Having read Age of Anger and Bland Fanatics, I expected The World After Gaza to be unflinching, but Mishra’s dismantling of Western hypocrisy is even more devastating than I anticipated. He exposes, with precision and fury, the ideological machinery that has enabled Israel’s destruction of Gaza, the racial hierarchies, the political cowardice, the moral collapse of the so-called liberal democracies. This isn’t just about Israel; it’s about empire, about the West’s open embrace of militarism, surveillance, and apartheid, and about the utter indifference to Palestinian suffering.

At the heart of The World After Gaza is a reckoning with history, particularly the political afterlives of the Holocaust. Mishra traces how a historical atrocity that should have fostered a universal commitment to justice has instead been repurposed to justify Israeli expansionism and silence critics of the state. He contrasts Germany’s post-war reckoning with antisemitism with its refusal to acknowledge its colonial crimes in Africa or its current support for Israel’s war on Gaza. He explores how Holocaust memory has been deployed to obscure the West’s own history of genocide, slavery, and empire, ensuring that European guilt over the Shoah translates into unconditional support for Israel, at the direct expense of Palestinian lives.

Front cover of the hardback version of The World After Gaza

But Mishra does not limit his critique to Western hypocrisy. He also highlights the Jewish voices of dissent that have been systematically ignored, from Holocaust survivors like Marek Edelman to contemporary historians like Omer Bartov, who have condemned Israel’s actions in Gaza. Even as Western elites claim to honour Jewish memory, they dismiss or suppress those who challenge the official narrative of Zionism as a moral necessity.

“Western leaders declined to admit large numbers of Jewish refugees for years after the revelation of Nazi crimes. Now, in a bitter historical irony, their nations extend limitless moral and military support to an extremist Israeli state that has made ethnic cleansing its official policy.”

Mishra is particularly scathing on the role of Western media, from The New York Times to the BBC, in obfuscating and justifying atrocity. He dissects the passive constructions—Palestinians simply ‘die’ rather than being killed, Israel ‘defends itself’ even as it carries out ethnic cleansing. He lays bare the NYT’s internal directives instructing staff to avoid words like ‘refugee camps’ and ‘occupied territory,’ and the BBC’s grotesque insistence on platforming Israeli propagandists while refusing to describe Israel’s actions as war crimes. Western media, Mishra shows, did not just fail in its duty to report the truth—it became an active participant in the erasure of Palestinian lives, laundering Israeli justifications for mass killing while ruthlessly policing the speech of journalists, academics, and activists who dared to dissent.

“The New York Times instructed its journalists not to use the words ‘refugee camp’ or ‘occupied territory’; the BBC refused to call Israeli atrocities war crimes; and across the West, journalists, academics, and artists faced blacklists, harassment, and dismissal for the crime of acknowledging Palestinian suffering. This was not just media failure.

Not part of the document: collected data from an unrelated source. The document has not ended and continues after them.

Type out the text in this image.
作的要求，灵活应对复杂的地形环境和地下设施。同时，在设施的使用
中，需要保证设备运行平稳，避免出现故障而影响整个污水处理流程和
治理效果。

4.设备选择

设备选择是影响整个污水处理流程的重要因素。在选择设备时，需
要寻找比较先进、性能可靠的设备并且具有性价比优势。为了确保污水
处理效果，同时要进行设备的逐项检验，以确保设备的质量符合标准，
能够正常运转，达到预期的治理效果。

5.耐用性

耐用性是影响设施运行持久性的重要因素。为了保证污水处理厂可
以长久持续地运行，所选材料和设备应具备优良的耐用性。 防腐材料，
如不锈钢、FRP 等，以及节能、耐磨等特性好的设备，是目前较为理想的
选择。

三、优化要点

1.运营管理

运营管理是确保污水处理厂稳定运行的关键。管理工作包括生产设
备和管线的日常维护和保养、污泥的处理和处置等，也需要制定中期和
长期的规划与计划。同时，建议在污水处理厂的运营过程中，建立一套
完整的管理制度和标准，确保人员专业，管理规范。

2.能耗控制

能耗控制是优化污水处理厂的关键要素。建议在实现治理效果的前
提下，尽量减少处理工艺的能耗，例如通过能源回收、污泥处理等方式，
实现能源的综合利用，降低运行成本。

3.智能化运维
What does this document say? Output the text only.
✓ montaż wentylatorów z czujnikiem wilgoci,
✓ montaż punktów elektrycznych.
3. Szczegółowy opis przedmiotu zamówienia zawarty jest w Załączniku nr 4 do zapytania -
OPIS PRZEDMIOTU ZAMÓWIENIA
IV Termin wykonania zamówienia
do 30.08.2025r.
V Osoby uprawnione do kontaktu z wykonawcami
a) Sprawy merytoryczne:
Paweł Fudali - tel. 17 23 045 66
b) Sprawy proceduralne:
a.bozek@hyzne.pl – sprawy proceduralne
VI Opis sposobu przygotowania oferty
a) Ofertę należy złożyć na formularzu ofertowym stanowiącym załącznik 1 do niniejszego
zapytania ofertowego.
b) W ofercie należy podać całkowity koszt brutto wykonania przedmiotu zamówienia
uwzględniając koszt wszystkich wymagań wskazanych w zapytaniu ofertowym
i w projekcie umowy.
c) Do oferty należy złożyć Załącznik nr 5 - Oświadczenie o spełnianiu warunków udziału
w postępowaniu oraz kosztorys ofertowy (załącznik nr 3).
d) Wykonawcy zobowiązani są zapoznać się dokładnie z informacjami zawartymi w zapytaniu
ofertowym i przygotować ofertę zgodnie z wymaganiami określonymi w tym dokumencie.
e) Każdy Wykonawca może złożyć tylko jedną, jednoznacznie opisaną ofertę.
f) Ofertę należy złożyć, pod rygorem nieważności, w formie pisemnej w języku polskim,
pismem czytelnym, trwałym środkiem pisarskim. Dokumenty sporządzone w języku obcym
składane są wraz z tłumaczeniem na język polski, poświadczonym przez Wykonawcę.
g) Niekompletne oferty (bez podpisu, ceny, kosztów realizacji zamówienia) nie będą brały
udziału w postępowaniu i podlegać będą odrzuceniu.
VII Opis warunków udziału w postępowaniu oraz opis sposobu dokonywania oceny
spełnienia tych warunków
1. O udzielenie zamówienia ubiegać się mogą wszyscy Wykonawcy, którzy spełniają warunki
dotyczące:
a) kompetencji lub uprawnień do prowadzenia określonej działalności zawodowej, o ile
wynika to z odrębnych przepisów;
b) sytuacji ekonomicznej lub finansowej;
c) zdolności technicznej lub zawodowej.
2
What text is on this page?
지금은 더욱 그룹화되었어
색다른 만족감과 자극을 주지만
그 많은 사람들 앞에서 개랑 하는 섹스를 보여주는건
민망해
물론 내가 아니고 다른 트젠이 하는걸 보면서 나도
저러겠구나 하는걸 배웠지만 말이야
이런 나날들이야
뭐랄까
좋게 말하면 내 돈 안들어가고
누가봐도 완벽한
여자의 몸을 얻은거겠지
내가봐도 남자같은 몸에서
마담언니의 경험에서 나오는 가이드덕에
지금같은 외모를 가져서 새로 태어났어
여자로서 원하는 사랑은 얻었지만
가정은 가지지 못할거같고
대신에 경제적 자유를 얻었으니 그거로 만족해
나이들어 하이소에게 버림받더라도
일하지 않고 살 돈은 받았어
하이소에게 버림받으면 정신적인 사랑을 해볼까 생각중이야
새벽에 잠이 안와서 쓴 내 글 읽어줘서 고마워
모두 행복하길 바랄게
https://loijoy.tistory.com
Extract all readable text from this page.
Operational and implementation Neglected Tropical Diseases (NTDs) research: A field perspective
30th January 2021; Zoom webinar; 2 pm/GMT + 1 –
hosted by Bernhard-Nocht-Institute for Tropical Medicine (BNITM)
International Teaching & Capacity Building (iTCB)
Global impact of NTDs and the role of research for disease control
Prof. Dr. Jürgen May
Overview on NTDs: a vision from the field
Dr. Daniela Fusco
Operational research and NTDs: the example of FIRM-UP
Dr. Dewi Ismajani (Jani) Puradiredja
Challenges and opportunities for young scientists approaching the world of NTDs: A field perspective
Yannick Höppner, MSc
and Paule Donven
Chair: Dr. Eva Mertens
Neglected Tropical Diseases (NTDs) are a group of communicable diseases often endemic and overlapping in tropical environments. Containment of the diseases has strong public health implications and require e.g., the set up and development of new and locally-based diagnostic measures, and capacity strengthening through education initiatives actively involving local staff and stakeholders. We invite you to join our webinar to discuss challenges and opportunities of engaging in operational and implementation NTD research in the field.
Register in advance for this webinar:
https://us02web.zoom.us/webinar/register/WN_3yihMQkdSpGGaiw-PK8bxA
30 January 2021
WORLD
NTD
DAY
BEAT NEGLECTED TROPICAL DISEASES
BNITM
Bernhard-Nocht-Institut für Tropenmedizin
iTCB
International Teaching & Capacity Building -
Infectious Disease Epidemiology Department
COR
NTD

It was (and still is) an active erasure.”

What follows, Mishra argues, may be a new era of reckoning, not just for Israel, but for the entire world order built on imperial violence and racial hierarchies. The war on Gaza has irreversibly altered global politics, deepening the divide between the West and the Global South, exposing liberalism as a hollow facade, and radicalising a generation that has watched Western democracies openly endorse genocide.

There is no hedging here, no space for comfortable moral equivocation. Mishra is relentless in exposing the cynicism of politicians, the duplicity of the press, and the sheer brutality of Western complicity. He captures the raw fury and impotence of those who have watched this horror unfold, as Western leaders smile through press conferences and international law is revealed to be a hollow charade.

But this is more than an indictment; it is an act of resistance. The World After Gaza refuses to let history be rewritten, refuses to let Gaza’s suffering be erased. It is not just a necessary book but a defining one, one that makes it impossible to look away.

*This review was written a few months ago.